In 2002, a Presidential Executive Order created the Environmental Streamlining process. Difficult infrastructure projects were subject to regulatory permitting reviews involving top-level officials at all levels. The chair of the River Crossing Alliance was among the 29 stakeholders convened to explore solutions to the stalemate.
Stakeholders met from 2003-2006 and their work resulted in a Record of Decision from the U.S. Department of Transportation, paving the way for federal funding and eventual construction. The Record survived a lawsuit to stop the project and a second environmental review by the NPS.

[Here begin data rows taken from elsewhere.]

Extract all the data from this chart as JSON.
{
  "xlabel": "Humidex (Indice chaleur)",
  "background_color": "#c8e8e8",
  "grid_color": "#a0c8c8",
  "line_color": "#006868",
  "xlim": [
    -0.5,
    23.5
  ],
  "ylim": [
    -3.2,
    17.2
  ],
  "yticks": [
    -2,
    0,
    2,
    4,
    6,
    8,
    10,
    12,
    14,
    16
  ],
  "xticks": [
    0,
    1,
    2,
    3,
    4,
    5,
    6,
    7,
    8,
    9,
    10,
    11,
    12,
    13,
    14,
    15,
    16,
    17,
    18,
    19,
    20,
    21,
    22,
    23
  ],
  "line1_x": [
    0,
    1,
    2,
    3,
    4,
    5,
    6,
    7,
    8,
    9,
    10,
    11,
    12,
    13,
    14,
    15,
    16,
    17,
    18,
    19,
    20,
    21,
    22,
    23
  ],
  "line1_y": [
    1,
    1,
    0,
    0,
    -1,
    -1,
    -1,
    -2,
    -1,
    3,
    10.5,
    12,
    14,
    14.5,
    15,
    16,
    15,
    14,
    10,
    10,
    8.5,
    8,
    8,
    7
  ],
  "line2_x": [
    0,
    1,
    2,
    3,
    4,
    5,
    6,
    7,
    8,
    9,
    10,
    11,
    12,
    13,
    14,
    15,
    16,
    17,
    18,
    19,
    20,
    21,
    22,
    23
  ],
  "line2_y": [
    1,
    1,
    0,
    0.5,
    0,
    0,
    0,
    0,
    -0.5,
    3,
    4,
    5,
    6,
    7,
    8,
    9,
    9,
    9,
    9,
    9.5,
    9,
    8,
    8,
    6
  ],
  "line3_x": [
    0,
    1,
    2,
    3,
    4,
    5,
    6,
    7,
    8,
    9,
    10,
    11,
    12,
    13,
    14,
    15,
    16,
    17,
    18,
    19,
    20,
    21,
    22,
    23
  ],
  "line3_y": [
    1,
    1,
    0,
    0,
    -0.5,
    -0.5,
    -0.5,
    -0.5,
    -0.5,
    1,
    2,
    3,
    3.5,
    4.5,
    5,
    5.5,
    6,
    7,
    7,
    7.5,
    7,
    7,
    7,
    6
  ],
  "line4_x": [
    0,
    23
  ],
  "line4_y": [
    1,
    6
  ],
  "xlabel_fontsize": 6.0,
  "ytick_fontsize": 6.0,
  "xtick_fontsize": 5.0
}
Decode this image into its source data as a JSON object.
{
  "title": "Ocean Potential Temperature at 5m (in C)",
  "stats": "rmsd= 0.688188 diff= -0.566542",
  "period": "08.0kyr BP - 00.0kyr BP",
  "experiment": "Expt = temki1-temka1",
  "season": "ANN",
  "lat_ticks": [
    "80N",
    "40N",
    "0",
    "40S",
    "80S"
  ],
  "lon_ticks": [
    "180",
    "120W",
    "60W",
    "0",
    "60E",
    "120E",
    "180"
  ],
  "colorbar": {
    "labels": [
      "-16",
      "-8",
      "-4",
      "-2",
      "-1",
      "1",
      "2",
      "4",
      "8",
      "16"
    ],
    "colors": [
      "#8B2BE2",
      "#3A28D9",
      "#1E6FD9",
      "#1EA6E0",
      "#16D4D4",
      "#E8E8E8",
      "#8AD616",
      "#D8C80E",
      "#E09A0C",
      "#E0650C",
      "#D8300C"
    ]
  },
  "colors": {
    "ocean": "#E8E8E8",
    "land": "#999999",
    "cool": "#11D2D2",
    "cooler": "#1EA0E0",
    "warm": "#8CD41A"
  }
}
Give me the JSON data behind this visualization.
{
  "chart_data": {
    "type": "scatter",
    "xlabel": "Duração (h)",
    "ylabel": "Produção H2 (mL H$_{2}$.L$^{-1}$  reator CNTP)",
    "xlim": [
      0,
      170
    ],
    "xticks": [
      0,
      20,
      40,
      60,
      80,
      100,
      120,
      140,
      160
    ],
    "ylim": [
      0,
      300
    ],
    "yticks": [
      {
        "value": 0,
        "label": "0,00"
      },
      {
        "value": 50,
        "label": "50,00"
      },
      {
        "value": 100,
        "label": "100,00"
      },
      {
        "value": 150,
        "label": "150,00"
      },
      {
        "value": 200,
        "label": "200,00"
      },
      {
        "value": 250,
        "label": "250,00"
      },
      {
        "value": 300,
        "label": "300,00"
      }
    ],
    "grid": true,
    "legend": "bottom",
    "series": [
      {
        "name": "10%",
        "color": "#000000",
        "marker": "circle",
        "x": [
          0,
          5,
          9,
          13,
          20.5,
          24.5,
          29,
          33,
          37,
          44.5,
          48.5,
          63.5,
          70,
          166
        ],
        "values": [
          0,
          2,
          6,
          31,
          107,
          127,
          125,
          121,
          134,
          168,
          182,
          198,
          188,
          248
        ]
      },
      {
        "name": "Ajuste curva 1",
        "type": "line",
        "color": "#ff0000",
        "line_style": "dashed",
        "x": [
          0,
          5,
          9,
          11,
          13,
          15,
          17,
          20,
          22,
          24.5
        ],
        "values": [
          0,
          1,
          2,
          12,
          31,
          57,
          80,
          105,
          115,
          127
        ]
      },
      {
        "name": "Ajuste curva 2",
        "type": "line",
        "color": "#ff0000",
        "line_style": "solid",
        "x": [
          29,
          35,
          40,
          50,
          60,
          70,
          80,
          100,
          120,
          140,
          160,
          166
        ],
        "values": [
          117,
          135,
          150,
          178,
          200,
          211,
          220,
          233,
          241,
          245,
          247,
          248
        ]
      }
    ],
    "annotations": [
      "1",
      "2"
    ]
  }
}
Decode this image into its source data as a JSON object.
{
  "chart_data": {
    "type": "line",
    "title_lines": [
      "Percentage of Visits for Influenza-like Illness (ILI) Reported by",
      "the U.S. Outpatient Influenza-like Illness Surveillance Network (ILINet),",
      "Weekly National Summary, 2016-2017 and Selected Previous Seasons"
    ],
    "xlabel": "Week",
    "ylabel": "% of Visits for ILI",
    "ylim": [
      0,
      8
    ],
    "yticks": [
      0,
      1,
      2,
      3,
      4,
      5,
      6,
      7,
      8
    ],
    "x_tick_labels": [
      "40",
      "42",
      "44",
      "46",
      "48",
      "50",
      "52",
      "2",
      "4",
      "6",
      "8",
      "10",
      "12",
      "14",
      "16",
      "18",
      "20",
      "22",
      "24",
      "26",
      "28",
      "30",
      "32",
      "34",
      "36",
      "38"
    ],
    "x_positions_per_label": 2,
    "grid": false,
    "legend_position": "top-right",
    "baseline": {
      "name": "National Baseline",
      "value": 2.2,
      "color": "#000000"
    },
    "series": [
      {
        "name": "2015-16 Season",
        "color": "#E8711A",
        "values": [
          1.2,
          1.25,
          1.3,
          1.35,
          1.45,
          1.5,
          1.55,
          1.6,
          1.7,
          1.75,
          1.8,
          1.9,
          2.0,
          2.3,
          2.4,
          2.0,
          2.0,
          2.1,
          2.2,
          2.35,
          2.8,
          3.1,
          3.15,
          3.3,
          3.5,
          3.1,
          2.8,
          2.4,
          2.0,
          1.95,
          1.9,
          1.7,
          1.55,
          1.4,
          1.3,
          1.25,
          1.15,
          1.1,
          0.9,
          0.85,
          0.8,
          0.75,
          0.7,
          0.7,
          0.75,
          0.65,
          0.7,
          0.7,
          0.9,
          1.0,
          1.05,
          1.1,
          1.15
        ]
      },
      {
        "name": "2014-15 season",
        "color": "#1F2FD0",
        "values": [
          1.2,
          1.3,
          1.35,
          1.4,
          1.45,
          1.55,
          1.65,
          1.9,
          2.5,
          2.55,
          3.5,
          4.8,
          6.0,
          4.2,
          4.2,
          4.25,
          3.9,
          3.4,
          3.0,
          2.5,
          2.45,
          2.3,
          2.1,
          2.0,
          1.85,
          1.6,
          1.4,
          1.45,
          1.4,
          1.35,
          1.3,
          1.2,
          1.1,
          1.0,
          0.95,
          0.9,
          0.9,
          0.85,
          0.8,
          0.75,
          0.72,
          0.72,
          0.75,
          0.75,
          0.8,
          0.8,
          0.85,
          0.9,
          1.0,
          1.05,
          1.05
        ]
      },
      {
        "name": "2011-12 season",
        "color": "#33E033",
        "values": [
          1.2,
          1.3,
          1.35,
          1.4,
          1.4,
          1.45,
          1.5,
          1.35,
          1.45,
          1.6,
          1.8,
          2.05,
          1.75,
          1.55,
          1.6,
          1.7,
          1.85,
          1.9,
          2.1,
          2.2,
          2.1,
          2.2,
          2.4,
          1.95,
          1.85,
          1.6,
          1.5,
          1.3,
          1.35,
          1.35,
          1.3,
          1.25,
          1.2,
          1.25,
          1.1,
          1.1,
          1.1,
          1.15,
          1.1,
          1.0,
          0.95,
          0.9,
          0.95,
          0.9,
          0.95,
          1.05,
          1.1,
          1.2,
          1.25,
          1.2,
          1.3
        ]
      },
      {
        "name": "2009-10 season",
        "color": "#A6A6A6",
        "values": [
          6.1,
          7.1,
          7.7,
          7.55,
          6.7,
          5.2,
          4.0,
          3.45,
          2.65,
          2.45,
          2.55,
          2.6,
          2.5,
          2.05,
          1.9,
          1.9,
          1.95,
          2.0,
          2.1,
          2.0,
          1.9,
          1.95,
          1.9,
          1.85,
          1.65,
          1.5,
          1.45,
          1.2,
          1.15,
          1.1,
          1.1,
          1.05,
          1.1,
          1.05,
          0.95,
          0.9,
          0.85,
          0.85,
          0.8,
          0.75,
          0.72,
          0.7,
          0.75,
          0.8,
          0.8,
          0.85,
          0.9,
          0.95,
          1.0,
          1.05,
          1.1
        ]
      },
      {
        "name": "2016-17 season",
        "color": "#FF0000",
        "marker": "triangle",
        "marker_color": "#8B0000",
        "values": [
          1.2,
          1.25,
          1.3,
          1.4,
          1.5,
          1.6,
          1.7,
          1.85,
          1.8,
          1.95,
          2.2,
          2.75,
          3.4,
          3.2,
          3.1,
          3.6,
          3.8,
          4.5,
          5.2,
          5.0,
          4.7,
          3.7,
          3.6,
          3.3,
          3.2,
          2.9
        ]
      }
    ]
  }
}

In releasing its review, the NPS objected to the project but outlined how a Congressional Exemption from the Wild & Scenic Act could be obtained. This course of action was pursued in through the U.S. House and Senate. St. Croix EDC presented written testimony in support of the project during subcommittee hearings in Washington, D.C.
On January 23, 2012, by unanimous consent, the proposed St. Croix River Crossing Authorization Act (Congressional Exemption) was approved by the Senate. The House Bill later secured approval by a decisive margin. President Obama signed the Exemption Bill in March 2012. A ceremonial groundbreaking for the project occurred in May 2013.
St. Croix EDC established a broadband committee to assist in the efforts to increase access, reliability, and speeds in St. Croix County. In 2015-16, the committee engaged the survey center at UW-River Falls on a two-part analysis of broadband coverage and service gaps in the county. The committee is currently working with communities identified in the study to mobilize funding opportunities and high-speed connectivity with local broadband providers.
St. Croix EDC was among the founding partners involving a citizen-led legislative advocacy day in Madison. With St. Croix’s four hour driving distance to Madison, it is imperative to identify annual priorities to discuss with legislators from across the state. Issues revolve around economic development, infrastructure, tourism, recreational amenities, workforce, and secondary education.